More importantly, I’m noticing something about my relationships: while I’m focused on maintaining sobriety, several close friends and family members are facing serious health challenges. I’m offering support, and I care deeply—but I know I could be more present, more available. I’m also engaged in several online recovery groups, seeing people struggling through relapse or painful early recovery. Compared to what many of them are facing, my own problems feel small.
I remind myself that comparison has limits, but still I worry: if I take my attention away from my own recovery to be more available to others, could I put myself at risk? That fear makes me feel selfish. And yet I know—because others remind me—that if I don’t take care of myself, I won’t be able to care for anyone else.

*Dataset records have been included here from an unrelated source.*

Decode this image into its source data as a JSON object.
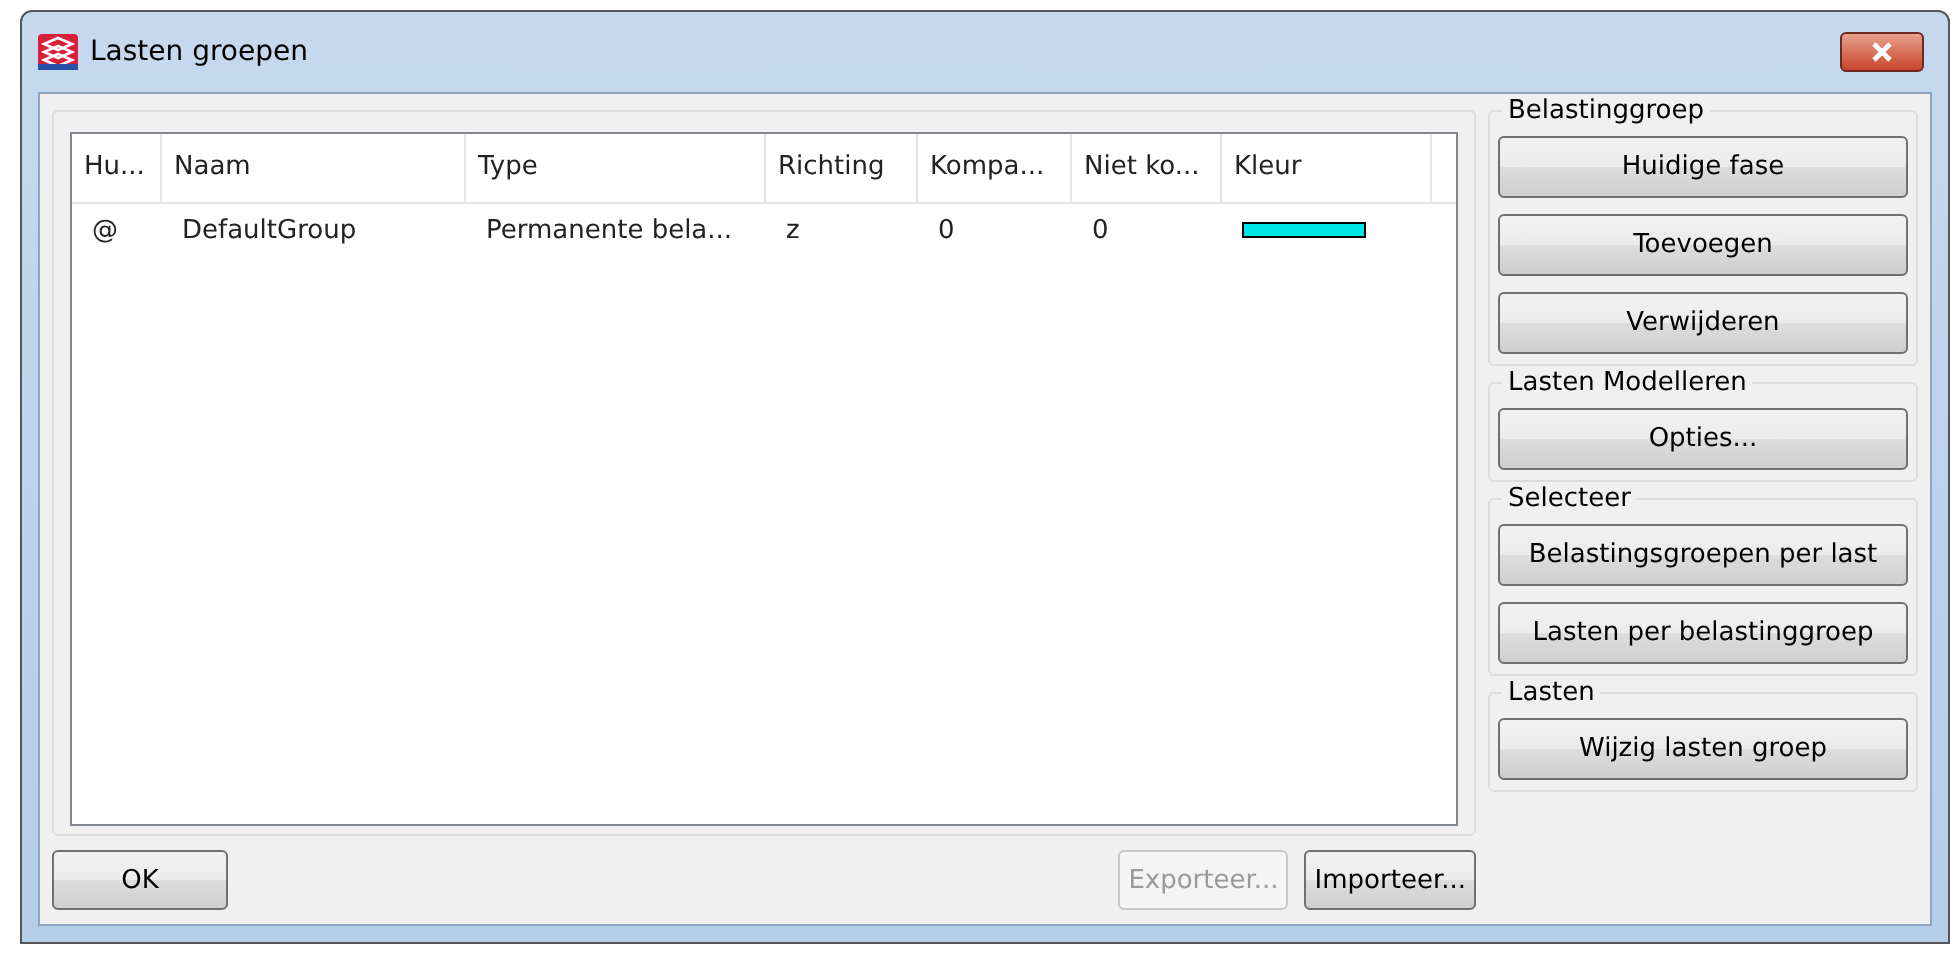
{
  "window": {
    "title": "Lasten groepen"
  },
  "table": {
    "columns": [
      "Hu...",
      "Naam",
      "Type",
      "Richting",
      "Kompa...",
      "Niet ko...",
      "Kleur"
    ],
    "rows": [
      {
        "cells": [
          "@",
          "DefaultGroup",
          "Permanente bela...",
          "z",
          "0",
          "0"
        ],
        "color": "#00e5e5"
      }
    ]
  },
  "groups": [
    {
      "title": "Belastinggroep",
      "buttons": [
        {
          "label": "Huidige fase",
          "disabled": false
        },
        {
          "label": "Toevoegen",
          "disabled": false
        },
        {
          "label": "Verwijderen",
          "disabled": false
        }
      ]
    },
    {
      "title": "Lasten Modelleren",
      "buttons": [
        {
          "label": "Opties...",
          "disabled": false
        }
      ]
    },
    {
      "title": "Selecteer",
      "buttons": [
        {
          "label": "Belastingsgroepen per last",
          "disabled": false
        },
        {
          "label": "Lasten per belastinggroep",
          "disabled": false
        }
      ]
    },
    {
      "title": "Lasten",
      "buttons": [
        {
          "label": "Wijzig lasten groep",
          "disabled": false
        }
      ]
    }
  ],
  "footer": {
    "ok": {
      "label": "OK",
      "disabled": false
    },
    "actions": [
      {
        "label": "Exporteer...",
        "disabled": true
      },
      {
        "label": "Importeer...",
        "disabled": false
      }
    ]
  }
}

When I began this Recovery52 project, I intended to keep each weekly post short and focus on one topic. This one is broader, but these areas deserve attention as I move forward. I can work on multiple fronts. I will keep alcohol out of my life while expanding my field of view—addressing lifestyle habits, strengthening my mindfulness, and being more fully present for those who need me. To be of service, with action.
Recovery52 – Week 16 – Being Thankful
“There’s not a drug on earth that can make life meaningful.”
— Unknown
This is not my first time attempting recovery from alcohol abuse. In the past, I tried to do it alone and only managed short periods of abstinence. Later, with outside support, I found recovery groups that gave me tools and connection, and I experienced longer stretches of sobriety. But eventually, the relapses returned — usually because I wanted to numb rather than feel the “pain” I believed my life was causing me.
What’s different this time is that I am being mindful in how I respond to daily stressors. I recognize when old triggers are present. I pause. I give myself the time to respond thoughtfully rather than react impulsively. When a thought of drinking rises — whether to numb discomfort or amplify pleasure — I ask myself, “How would this serve me?”
I have firmly set my answer: “It won’t.” I remember the damage alcohol has caused to myself and to others. I move on from the urge, feeling a sense of pride for choosing well in the moment, and building confidence each time I defuse a potential stumble.
Recently, I joined a handful of Facebook recovery groups where I’ve shared my photography project blog and occasional reflections. As I read through these groups, I realize how fortunate I am right now. Many people are just beginning their recovery work. Others lack support or tools. Too many are struggling with severe health issues, broken relationships, and overwhelming life challenges.
My own frustrations feel small by comparison. I feel deep gratitude toward the people who post their stories, express their vulnerability, and ask for help. Their honesty reminds me of the path I walk — and how much harder it could be. I am thankful to all who are suffering and all who are sharing the journey.